Отсюда слуга идетъ со мною къ часовщику. Это армянинъ, какъ и мой проводникъ. Часовщикъ испускаетъ легкій крикъ, когда видитъ, что я разобралъ свои часы, и начинаетъ выражать сомнѣніе, можно ли будетъ вновь собрать ихъ. Я объявляю ему, что самъ часовщикъ, а потому не нужно говорить вздора. Я дамъ ему рубль, говорю я рѣшительно, чтобы вычистить песчинку, попавшую между часовыхъ колесиковъ. Но часовщикъ улыбается, трясетъ головой и говоритъ, что и за пятъ рублей не берется починить часы.

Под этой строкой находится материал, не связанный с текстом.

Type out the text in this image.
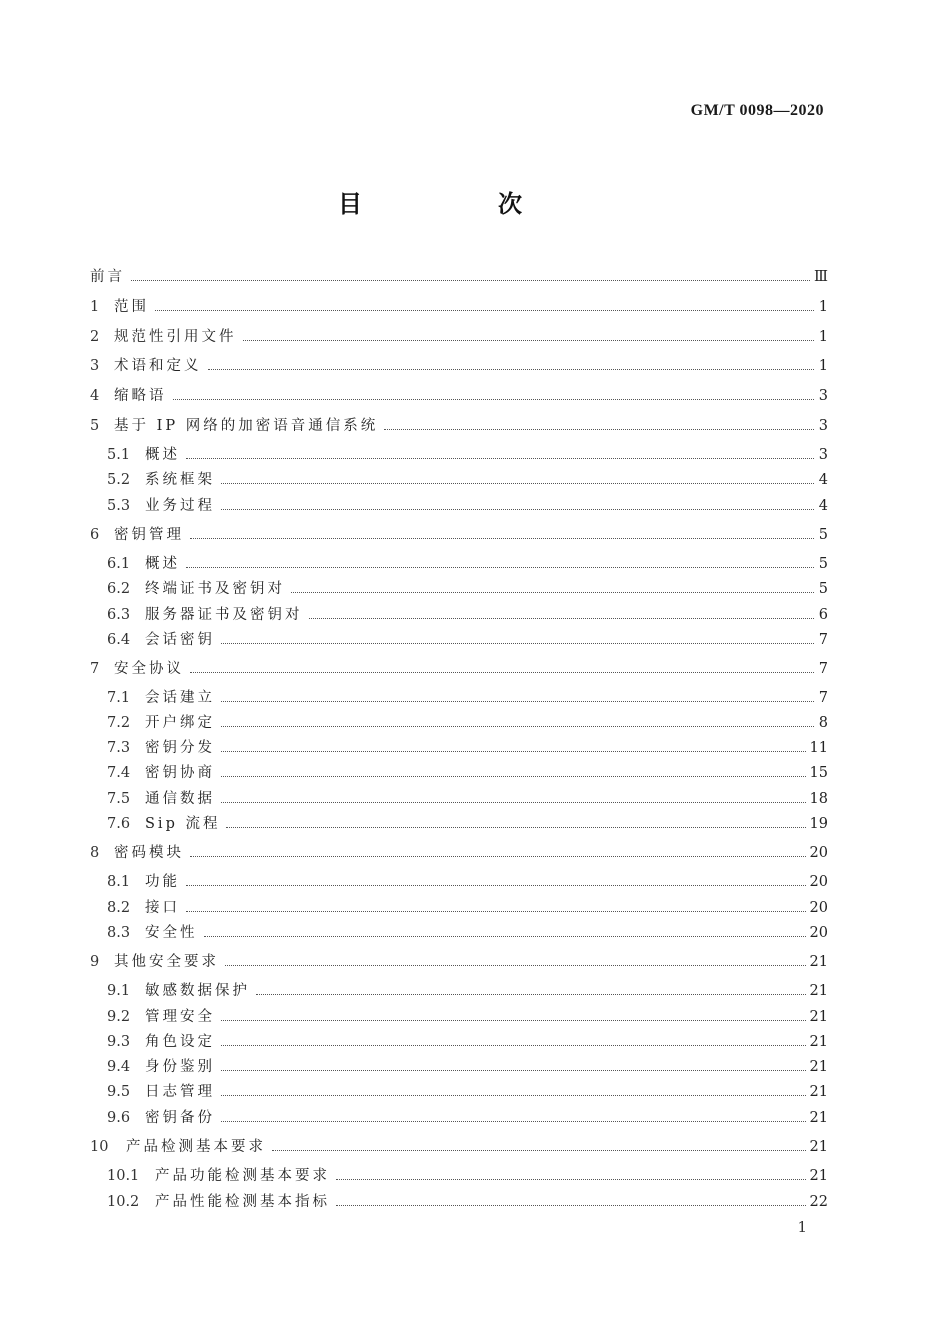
GM/T 0098—2020
目　次
前言	Ⅲ
1	范围	1
2	规范性引用文件	1
3	术语和定义	1
4	缩略语	3
5	基于 IP 网络的加密语音通信系统	3
5.1	概述	3
5.2	系统框架	4
5.3	业务过程	4
6	密钥管理	5
6.1	概述	5
6.2	终端证书及密钥对	5
6.3	服务器证书及密钥对	6
6.4	会话密钥	7
7	安全协议	7
7.1	会话建立	7
7.2	开户绑定	8
7.3	密钥分发	11
7.4	密钥协商	15
7.5	通信数据	18
7.6	Sip 流程	19
8	密码模块	20
8.1	功能	20
8.2	接口	20
8.3	安全性	20
9	其他安全要求	21
9.1	敏感数据保护	21
9.2	管理安全	21
9.3	角色设定	21
9.4	身份鉴别	21
9.5	日志管理	21
9.6	密钥备份	21
10	产品检测基本要求	21
10.1	产品功能检测基本要求	21
10.2	产品性能检测基本指标	22
1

Тогда я энергично отбираю часы назадъ и иду со своимъ проводникомъ къ другому часовщику.
Это старикъ русскій, сидящій у двери въ своемъ магазинѣ и грѣющійся на солнышкѣ. Мой проводникъ беретъ на себя переговоры и выдумываетъ, что я самый искусный часовщикъ-чужеземецъ, который желалъ бы только позаимствоваться у него инструментами, чтобы собрать вновь свои часы. Русскій выслушалъ все это, разиня ротъ и удивленно поглядывая на меня. Какъ же можно ему давать свои инструменты взаймы? Что же ему дѣлать самому, если кто-нибудь принесетъ въ починку часы? Нѣтъ, это дѣло не подходящее. Но войдите же въ магазинъ, дайте мнѣ взглянуть на часы. Не повреждена ли пружина?
Мы вошли въ магазинъ. Мнѣ хотѣлось дать заработокъ этому человѣку. Когда онъ взялъ въ руки часы и сталъ въ лупу смотрѣть на нихъ, то жилки на его вискахъ вздулись и посинѣли, словно онъ усиленно соображалъ. Съ этой минуты онъ пересталъ быть мнѣ чужимъ, я узналъ то выраженіе лица, которое свойственно всѣмъ людямъ, желающимъ что-либо придумать. Дѣло совсѣмъ не такъ плохо, — сказалъ онъ.
Онъ поднесъ со рту длинную тоненькую трубочку и подулъ въ часы, держа ихъ на извѣстномъ разстояніи. Значитъ, все-таки песчинка, подумалъ я. Затѣмъ онъ вновь посмотрѣлъ въ лупу на часы, взялъ щипцы, вытащилъ изъ часовъ крохотный волосокъ и поднялъ его кверху. Часы тотчасъ же пошли. Потомъ онъ быстро собралъ ихъ. Что же я ему долженъ за это? Тридцать копеекъ.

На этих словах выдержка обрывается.